Press release |

Access denied to crucial new HIV/AIDS medicines

Berlin/Lagos/New York, 15 March 2006 — People living with HIV/AIDS in developing countries can’t get new and/or improved drugs that can make a critical difference, says the medical humanitarian organization Médecins Sans Frontières/Doctors Without Borders [MSF].  MSF said that it refuses to accept the standard practice of drug companies to market less adapted drugs to African, Asian and Latin American countries while reserving improved or newly developed drugs for countries that can pay more. For this reason MSF is placing an order directly with the worldwide headquarters of Abbott Laboratories in Chicago for a new heat stable version of the drug called lopinavir/ritonavir, which the company right now only sells in the US at a price of US$9,687 (average wholesale price per patient per year).

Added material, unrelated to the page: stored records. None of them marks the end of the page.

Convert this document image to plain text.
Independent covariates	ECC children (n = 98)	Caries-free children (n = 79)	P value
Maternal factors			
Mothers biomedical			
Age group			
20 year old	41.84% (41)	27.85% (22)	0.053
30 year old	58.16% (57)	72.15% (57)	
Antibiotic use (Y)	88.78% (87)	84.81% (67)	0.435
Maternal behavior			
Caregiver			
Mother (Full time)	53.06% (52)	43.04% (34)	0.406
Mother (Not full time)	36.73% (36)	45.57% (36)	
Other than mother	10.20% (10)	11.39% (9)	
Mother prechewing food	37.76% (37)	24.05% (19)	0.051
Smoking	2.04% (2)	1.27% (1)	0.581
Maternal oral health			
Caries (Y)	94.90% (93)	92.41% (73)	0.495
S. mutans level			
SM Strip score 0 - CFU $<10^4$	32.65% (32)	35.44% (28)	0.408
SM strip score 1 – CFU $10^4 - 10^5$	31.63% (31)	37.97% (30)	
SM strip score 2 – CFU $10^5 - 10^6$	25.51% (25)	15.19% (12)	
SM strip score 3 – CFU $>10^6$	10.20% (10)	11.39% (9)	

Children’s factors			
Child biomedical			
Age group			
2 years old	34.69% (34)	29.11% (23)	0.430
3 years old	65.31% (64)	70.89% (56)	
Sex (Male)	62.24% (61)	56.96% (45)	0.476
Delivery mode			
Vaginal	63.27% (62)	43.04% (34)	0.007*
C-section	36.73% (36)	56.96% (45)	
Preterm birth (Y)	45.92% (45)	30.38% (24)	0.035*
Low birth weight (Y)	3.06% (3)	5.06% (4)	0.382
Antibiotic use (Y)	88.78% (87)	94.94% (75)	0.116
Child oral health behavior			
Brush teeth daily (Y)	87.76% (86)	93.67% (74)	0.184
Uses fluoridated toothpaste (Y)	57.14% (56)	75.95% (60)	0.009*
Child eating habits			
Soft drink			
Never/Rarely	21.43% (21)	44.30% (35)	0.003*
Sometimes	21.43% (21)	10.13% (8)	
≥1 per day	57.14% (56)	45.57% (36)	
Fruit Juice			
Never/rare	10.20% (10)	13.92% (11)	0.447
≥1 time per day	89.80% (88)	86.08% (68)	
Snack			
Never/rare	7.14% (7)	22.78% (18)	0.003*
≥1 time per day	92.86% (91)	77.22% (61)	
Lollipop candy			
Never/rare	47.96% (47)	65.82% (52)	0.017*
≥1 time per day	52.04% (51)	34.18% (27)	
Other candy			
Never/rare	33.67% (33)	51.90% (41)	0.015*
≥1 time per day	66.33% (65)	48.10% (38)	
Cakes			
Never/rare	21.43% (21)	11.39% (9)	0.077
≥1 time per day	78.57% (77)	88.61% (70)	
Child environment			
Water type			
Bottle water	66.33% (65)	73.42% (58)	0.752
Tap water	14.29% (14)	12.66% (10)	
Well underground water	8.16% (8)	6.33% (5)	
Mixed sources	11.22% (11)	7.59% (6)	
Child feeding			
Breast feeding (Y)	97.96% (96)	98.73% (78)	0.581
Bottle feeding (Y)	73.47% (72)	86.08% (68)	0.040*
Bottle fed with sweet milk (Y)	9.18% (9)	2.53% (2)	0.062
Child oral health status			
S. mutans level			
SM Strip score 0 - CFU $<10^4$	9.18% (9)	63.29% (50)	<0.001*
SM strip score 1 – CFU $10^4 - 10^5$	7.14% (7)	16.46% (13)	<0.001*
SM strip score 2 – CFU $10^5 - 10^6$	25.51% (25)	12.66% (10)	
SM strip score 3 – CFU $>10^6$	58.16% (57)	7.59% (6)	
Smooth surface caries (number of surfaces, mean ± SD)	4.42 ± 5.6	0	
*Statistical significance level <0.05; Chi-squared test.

“With the mercury rising to nearly 40° Celsius/over 100° Fahrenheit regularly, and with the numerous daily electrical blackouts, our patients can’t use the old version of this drug,” said Dr. Helen Bygrave, who works at MSF’s AIDS treatment program in Lagos, Nigeria. “It’s a cruel irony that although this drug with no need for refrigeration seems to have been designed for places like Nigeria, it is not available here.”
In November 2005, Abbott launched a new version of their protease inhibitor, lopinavir/ritonavir in the US. Unlike the old version, this new one no longer requires refrigeration, making it much more suitable for use in the hot climates of many developing countries where MSF operates. But when MSF inquired about the price and availability of this new product for its patients, Abbott responded that it would wait until the product was available in Europe before requesting marketing approval in developing countries. This means a potential delay of years before this drug reaches the people who can benefit from it most.

The drug lopinavir/ritonavir is a crucial component of antiretroviral therapy for patients that need to be switched to a newer ‘second-line’ treatment regimen when drug resistance naturally develops after a few years on their first set of medications.  WHO experts recommend this drug for use in second-line AIDS treatment.

At MSF’s program in Khayelitsha, South Africa, 16% of the patients needed a new regimen after four years of treatment. Such data underline the acute and growing need for newer drugs. With over 60,000 patients on antiretroviral treatment, MSF says that its efforts to treat some patients that need access to newer drugs are being thwarted by drug company policies that take a “go slow” approach to making these new drugs available in developing countries.

Ibrahim Umoru, who receives treatment at the Lagos clinic, has been taking the old version of LPV/r for five weeks but his drugs need to be refrigerated at a clinic that is far from his home.  “I can’t afford the diesel fuel for a generator to run a refrigerator. And without a refrigerator, these temperatures turn the capsules into clumps that look like used chewing gum.  I need the newer version.”

Because Abbott is not making the drug available in developing countries, MSF today placed an order for its projects in Cameroon, Guatemala, Kenya, Malawi, Nigeria, South Africa, Thailand, Uganda, and Zimbabwe. Armed with evidence from industry experts that the new formulation is less expensive to make than the old one, they also demanded the lowest possible price, that would be no more than the amount Abbott charges some developing countries for the old version.   

In a letter to the CEO of Abbott, prominent doctors/researchers and AIDS organisations from around the world urged Abbott to make new lopinavir/ritonavir available “immediately” to patients in developing countries.

Abbott has been marketing this drug as Kaletra since 2000 – but the old version is a soft-gel capsule, which means more pills per day, meal restrictions, and need for refrigeration in hot climates.